By contrast, the strategy of Conscious Aging typically entails a long struggle, described in detail in The Five Stages of the Soul (Moody, 1997). Conscious Aging means going beyond patterns of ego strength acquired during youth and mid-life. This message of struggle is precisely the one that world wisdom traditions have always conveyed. It is a message at odds with today’s culture, in its modern and “post-modern” varieties. Rationality, assertiveness, moral certitude, mastery of the environment, and similar qualities are very different from the stance recommended by spiritual paths such as Zen Buddhism, Sufism, or mystics in the Jewish and Christian traditions. On the contrary, mystical traditions celebrate “the way of unknowing” (overcoming rationality), “emptiness” (giving up self assertiveness), even entering what Buddhists call “the Great Doubt” in the face of cosmic mystery.

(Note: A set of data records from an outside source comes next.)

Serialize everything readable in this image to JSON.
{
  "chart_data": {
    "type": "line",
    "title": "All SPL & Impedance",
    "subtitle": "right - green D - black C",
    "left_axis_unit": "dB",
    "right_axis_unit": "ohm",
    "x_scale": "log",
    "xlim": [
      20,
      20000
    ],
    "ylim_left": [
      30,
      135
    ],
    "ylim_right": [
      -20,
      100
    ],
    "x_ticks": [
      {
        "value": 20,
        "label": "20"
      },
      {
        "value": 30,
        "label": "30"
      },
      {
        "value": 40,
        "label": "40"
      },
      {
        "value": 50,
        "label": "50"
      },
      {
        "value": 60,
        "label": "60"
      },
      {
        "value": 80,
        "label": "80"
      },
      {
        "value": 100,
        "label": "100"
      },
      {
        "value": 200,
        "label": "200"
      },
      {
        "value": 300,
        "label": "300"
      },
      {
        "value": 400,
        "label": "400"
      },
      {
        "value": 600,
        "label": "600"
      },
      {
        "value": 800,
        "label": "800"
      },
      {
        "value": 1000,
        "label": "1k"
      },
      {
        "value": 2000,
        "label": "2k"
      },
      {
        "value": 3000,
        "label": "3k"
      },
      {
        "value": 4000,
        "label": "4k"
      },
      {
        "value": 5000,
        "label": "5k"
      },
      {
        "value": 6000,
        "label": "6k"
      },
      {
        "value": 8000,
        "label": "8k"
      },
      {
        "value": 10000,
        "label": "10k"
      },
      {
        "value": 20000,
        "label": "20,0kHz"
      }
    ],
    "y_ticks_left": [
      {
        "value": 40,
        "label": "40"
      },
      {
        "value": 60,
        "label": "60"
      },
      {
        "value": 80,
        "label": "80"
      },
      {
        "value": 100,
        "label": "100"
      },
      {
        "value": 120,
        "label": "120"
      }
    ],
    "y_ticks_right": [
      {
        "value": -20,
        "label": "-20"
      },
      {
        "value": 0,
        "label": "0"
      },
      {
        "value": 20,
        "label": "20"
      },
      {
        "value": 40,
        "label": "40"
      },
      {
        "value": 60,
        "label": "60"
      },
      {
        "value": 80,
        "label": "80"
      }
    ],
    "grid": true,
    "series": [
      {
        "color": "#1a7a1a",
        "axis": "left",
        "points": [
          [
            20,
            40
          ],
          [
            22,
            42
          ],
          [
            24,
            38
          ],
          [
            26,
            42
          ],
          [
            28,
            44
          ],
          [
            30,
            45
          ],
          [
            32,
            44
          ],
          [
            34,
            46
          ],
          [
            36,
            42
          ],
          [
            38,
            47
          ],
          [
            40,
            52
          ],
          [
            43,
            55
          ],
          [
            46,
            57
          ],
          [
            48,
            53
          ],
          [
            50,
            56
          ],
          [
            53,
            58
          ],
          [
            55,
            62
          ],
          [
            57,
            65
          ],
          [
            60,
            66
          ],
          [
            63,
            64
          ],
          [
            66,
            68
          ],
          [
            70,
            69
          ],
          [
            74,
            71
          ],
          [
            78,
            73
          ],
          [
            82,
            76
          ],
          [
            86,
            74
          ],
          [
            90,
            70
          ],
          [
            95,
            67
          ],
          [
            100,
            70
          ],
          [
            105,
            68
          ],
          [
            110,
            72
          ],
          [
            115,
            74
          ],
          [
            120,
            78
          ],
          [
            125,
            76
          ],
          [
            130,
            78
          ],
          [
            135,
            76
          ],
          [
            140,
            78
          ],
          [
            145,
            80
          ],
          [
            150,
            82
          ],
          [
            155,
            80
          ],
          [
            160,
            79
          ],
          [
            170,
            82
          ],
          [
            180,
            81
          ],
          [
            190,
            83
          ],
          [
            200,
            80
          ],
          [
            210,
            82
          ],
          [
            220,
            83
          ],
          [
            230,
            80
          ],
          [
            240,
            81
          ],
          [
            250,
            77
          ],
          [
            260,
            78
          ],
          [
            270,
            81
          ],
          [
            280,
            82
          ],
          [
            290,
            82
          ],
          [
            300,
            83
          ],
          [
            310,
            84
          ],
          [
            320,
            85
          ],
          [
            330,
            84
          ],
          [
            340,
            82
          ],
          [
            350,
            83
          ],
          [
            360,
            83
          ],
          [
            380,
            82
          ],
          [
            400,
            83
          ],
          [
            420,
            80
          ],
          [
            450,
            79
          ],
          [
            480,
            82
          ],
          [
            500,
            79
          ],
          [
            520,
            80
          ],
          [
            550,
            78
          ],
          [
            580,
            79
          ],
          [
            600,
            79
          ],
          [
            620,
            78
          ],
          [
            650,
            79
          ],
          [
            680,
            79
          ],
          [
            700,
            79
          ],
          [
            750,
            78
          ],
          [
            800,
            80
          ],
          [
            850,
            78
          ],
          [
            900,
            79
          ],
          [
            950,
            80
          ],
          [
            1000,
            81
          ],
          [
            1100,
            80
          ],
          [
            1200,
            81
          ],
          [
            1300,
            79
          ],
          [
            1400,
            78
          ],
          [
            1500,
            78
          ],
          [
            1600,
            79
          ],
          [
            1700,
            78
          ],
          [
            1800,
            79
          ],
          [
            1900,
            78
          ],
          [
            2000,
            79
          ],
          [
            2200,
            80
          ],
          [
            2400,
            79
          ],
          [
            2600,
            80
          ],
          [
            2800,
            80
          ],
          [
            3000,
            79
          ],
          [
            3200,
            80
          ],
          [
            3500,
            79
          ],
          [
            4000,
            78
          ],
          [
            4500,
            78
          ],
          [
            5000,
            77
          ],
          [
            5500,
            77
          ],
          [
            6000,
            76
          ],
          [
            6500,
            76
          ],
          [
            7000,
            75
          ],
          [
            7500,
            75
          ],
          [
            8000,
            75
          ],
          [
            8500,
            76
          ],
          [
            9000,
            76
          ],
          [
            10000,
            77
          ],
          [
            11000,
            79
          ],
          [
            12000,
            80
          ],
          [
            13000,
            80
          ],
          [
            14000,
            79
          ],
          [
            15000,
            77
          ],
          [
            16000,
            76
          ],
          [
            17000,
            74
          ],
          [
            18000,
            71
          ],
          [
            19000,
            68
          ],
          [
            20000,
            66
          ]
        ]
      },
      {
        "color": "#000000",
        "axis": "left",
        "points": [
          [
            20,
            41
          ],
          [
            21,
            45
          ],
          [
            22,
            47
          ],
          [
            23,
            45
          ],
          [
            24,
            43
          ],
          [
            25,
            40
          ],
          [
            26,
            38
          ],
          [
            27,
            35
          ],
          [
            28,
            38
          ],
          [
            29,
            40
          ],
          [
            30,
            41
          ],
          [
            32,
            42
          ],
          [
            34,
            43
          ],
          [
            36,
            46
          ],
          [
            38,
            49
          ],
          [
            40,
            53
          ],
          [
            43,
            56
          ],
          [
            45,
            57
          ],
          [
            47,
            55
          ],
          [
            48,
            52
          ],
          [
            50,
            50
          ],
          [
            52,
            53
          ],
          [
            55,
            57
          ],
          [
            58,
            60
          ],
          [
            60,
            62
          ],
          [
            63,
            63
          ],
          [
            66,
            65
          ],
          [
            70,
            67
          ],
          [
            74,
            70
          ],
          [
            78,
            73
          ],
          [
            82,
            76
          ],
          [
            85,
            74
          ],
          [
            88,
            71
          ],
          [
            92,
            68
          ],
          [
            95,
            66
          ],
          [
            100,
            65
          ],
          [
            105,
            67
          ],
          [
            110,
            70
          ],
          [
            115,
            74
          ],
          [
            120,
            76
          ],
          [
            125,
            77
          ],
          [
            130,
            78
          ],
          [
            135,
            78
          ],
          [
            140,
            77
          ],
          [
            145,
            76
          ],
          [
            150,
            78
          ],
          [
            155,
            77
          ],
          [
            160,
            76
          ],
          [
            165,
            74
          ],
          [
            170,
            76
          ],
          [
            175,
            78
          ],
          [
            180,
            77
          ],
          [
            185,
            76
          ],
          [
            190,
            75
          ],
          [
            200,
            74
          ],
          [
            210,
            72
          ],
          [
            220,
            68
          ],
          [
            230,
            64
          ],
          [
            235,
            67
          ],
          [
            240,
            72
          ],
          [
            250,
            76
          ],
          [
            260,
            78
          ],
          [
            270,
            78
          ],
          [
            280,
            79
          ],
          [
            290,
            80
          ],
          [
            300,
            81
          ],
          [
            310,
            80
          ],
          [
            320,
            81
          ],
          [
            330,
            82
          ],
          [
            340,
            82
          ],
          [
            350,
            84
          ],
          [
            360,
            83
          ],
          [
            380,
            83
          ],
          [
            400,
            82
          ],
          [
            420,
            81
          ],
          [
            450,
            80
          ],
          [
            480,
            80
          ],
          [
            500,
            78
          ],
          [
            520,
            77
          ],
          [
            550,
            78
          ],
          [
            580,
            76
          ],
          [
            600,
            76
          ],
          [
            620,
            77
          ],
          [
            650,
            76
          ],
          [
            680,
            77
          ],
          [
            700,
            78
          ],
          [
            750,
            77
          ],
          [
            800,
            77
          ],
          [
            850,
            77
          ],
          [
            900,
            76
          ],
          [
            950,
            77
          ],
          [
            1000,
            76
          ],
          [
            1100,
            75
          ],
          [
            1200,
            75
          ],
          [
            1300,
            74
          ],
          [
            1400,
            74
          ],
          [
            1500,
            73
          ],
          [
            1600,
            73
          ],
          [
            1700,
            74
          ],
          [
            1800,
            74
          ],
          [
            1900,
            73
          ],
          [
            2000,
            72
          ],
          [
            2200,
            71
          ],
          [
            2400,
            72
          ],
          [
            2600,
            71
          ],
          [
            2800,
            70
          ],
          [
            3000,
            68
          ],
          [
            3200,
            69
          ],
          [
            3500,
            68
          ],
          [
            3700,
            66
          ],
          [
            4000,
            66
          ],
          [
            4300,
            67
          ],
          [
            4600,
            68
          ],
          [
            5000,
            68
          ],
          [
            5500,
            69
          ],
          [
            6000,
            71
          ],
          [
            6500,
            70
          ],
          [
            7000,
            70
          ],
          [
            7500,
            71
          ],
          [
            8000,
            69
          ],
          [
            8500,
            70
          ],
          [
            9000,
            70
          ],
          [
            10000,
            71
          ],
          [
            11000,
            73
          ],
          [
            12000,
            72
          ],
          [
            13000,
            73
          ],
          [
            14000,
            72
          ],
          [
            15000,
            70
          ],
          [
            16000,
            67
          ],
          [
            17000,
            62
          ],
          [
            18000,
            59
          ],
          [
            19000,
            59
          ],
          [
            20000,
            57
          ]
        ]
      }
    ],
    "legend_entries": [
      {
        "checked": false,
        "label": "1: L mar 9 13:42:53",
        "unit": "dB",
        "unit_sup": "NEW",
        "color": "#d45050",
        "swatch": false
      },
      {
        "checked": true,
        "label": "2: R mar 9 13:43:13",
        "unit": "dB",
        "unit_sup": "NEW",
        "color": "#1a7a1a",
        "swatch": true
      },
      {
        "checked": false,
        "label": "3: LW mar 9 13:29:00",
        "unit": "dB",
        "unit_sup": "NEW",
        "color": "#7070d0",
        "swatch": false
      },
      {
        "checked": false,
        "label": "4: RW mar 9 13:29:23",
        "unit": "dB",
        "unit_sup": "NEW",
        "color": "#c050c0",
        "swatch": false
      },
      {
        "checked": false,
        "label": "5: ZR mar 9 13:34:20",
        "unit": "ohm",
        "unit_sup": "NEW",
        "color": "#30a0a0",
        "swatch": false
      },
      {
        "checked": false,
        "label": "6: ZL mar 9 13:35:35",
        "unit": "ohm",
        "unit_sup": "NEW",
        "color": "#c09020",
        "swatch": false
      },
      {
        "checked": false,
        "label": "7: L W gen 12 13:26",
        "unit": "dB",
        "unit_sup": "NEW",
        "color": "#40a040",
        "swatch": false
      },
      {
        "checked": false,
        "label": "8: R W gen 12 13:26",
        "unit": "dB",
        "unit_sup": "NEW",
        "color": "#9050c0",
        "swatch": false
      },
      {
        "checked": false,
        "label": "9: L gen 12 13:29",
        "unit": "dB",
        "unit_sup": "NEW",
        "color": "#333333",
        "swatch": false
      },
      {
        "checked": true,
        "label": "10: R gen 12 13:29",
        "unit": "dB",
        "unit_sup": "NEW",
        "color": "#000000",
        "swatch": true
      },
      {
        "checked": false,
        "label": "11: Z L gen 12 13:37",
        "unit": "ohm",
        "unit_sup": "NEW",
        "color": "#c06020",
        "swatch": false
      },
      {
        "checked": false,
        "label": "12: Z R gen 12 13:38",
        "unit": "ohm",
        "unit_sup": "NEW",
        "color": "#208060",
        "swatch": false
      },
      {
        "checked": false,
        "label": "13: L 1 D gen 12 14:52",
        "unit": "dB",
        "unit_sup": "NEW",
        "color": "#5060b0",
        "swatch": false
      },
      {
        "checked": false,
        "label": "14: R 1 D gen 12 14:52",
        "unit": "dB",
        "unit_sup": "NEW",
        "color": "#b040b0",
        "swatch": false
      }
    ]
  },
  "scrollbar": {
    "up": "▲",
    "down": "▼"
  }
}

Post-conventional spiritual traditions typically entail a “dark night of the soul,” which might be described as “regression in the service of the ego.” In the most profound mystical tradition, the way of transcendence entails at its highest point the “loss of the self:” that is, dissolution of conventional ego structures altogether (Roberts, 1992). At this point there is a stark contrast between opposing tendencies of holistic versus adaptive paths of positive development in later life.
Conscious Aging, as an emerging cultural ideal, represents a genuinely new stage and level of psychological functioning. As a way of life and a level of consciousness, Conscious Aging has appeared at a distinct moment in history. Yet the holistic path of late-life development is not a new idea but a possibility long familiar in the spiritual traditions of the world, which depict later life as a time for the growth of consciousness and wisdom. Still, those same traditions caution us to expect some degree of tension between dominant institutions, with their ruling ideas about “successful aging,” and the more holistic path involved in becoming the person we were meant to be, in becoming more conscious of ourselves and of the cosmic mystery.
This article is adapted from the chapter “Conscious Aging: A Strategy for Positive Development in Later Life” which appears in Judah Ronch and Joseph Goldfield (eds.) Mental Wellness in Aging: Strength-based Approaches, Human Services Press, 2002.